Nearly 40 faculty members from the journalism school signed an online statement on Wednesday calling for the decision to be reversed, saying the failure to grant tenure to Ms. Hannah-Jones “unfairly moves the goal posts and violates longstanding norms and established processes.” The statement added, “This failure is especially disheartening because it occurred despite the support for Hannah-Jones’s appointment as a full professor with tenure by the Hussman dean, Hussman faculty and university.”
It continued, “Hannah-Jones’s distinguished record of more than 20 years in journalism surpasses expectations for a tenured position as the Knight Chair in Race and Investigative Journalism.”
Alberto Ibargüen, the president of Knight Foundation, said that while the foundation funds the Knight Chair position at U.N.C., it has no role in appointments. The agreement calls for a five-year appointment, with tenure review within that period, he said.
“It is not our place to tell U.N.C. or U.N.C./Hussman who they should appoint or give tenure to,” Mr. Ibargüen said in a statement. “It is, however, clear to us that Hannah-Jones is eminently qualified for the appointment and we would urge the trustees of the University of North Carolina to reconsider their decision within the time frame of our agreement.”
Ms. Hannah-Jones’s editors voiced their support on Wednesday. “Nikole is a remarkable investigative journalist whose work has helped change the national conversation about race,” said Dean Baquet, executive editor of The New York Times.

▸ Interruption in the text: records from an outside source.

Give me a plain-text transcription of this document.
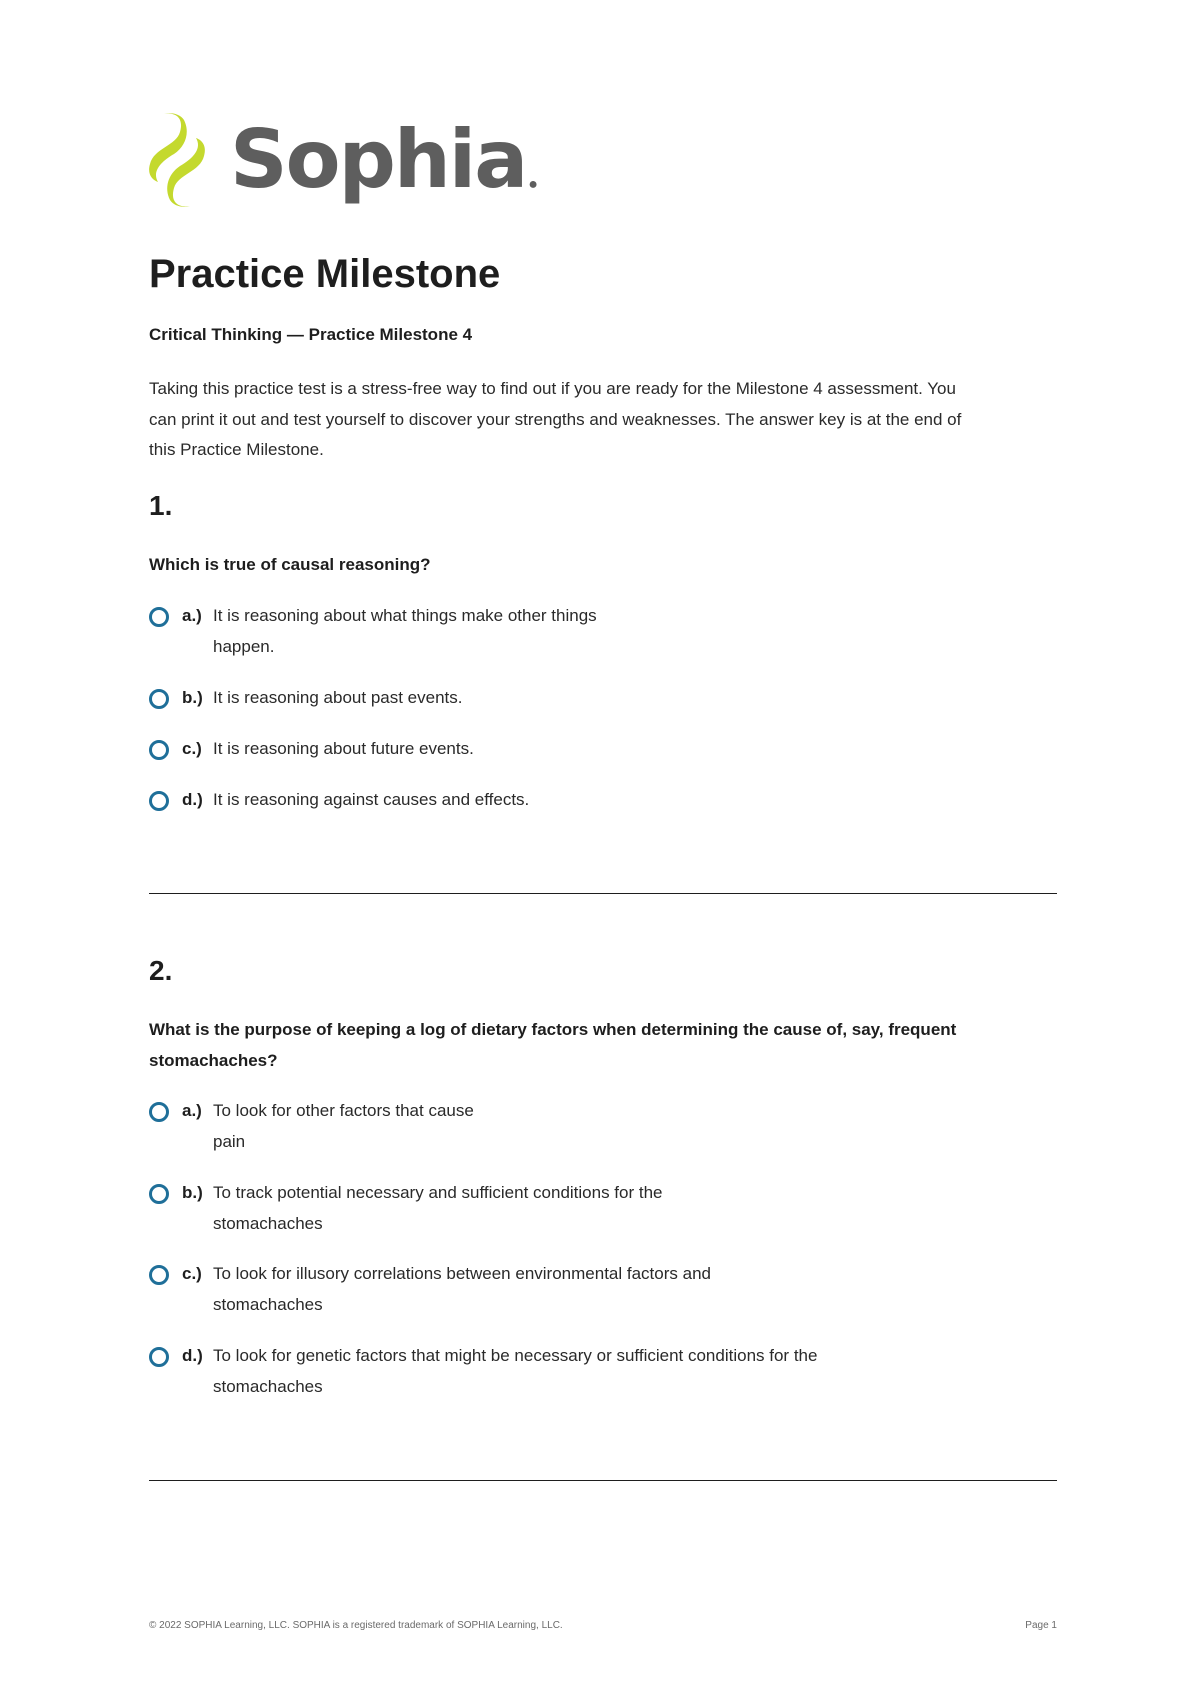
Sophia ●
Practice Milestone
Critical Thinking — Practice Milestone 4
Taking this practice test is a stress-free way to find out if you are ready for the Milestone 4 assessment. You
can print it out and test yourself to discover your strengths and weaknesses. The answer key is at the end of
this Practice Milestone.
1.
Which is true of causal reasoning?
a.) It is reasoning about what things make other things
happen.
b.) It is reasoning about past events.
c.) It is reasoning about future events.
d.) It is reasoning against causes and effects.
2.
What is the purpose of keeping a log of dietary factors when determining the cause of, say, frequent
stomachaches?
a.) To look for other factors that cause
pain
b.) To track potential necessary and sufficient conditions for the
stomachaches
c.) To look for illusory correlations between environmental factors and
stomachaches
d.) To look for genetic factors that might be necessary or sufficient conditions for the
stomachaches
© 2022 SOPHIA Learning, LLC. SOPHIA is a registered trademark of SOPHIA Learning, LLC.	Page 1
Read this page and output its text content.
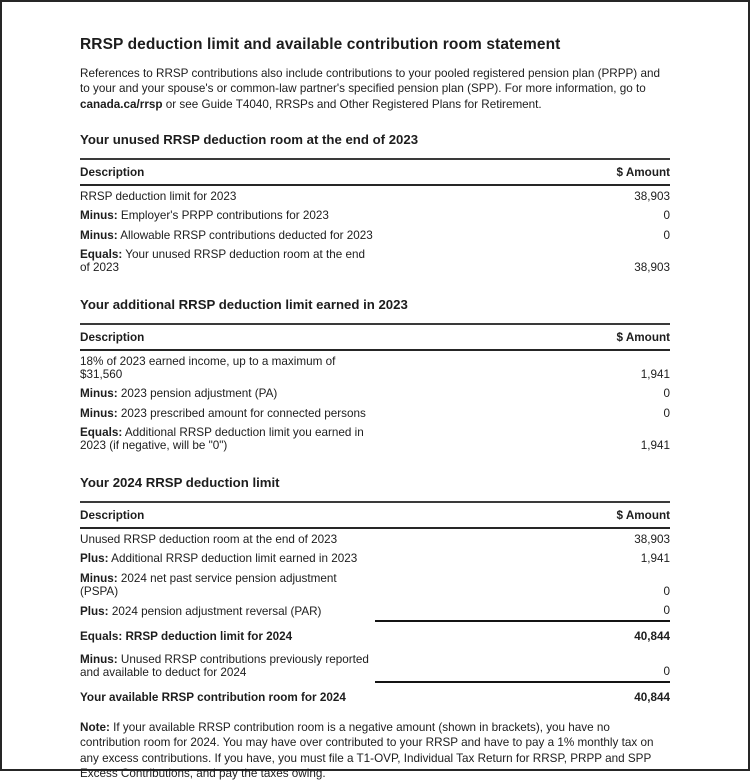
RRSP deduction limit and available contribution room statement

References to RRSP contributions also include contributions to your pooled registered pension plan (PRPP) and to your and your spouse's or common-law partner's specified pension plan (SPP). For more information, go to canada.ca/rrsp or see Guide T4040, RRSPs and Other Registered Plans for Retirement.

Your unused RRSP deduction room at the end of 2023
Description	$ Amount
RRSP deduction limit for 2023	38,903
Minus: Employer's PRPP contributions for 2023	0
Minus: Allowable RRSP contributions deducted for 2023	0
Equals: Your unused RRSP deduction room at the end of 2023	38,903
Your additional RRSP deduction limit earned in 2023
Description	$ Amount
18% of 2023 earned income, up to a maximum of $31,560	1,941
Minus: 2023 pension adjustment (PA)	0
Minus: 2023 prescribed amount for connected persons	0
Equals: Additional RRSP deduction limit you earned in 2023 (if negative, will be "0")	1,941
Your 2024 RRSP deduction limit
Description	$ Amount
Unused RRSP deduction room at the end of 2023	38,903
Plus: Additional RRSP deduction limit earned in 2023	1,941
Minus: 2024 net past service pension adjustment (PSPA)	0
Plus: 2024 pension adjustment reversal (PAR)	0
Equals: RRSP deduction limit for 2024	40,844
Minus: Unused RRSP contributions previously reported and available to deduct for 2024	0
Your available RRSP contribution room for 2024	40,844

Note: If your available RRSP contribution room is a negative amount (shown in brackets), you have no contribution room for 2024. You may have over contributed to your RRSP and have to pay a 1% monthly tax on any excess contributions. If you have, you must file a T1-OVP, Individual Tax Return for RRSP, PRPP and SPP Excess Contributions, and pay the taxes owing.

Jake Silverstein, editor of The Times Magazine, strongly defended her and her work.
“Nikole’s journalism, whether she’s writing about school segregation or American history, has always been bold, unflinching and dedicated to telling uncomfortable truths that some people just don’t want to hear,” Mr. Silverstein said. “It doesn’t always make her popular, but it’s part of why hers is a necessary voice.”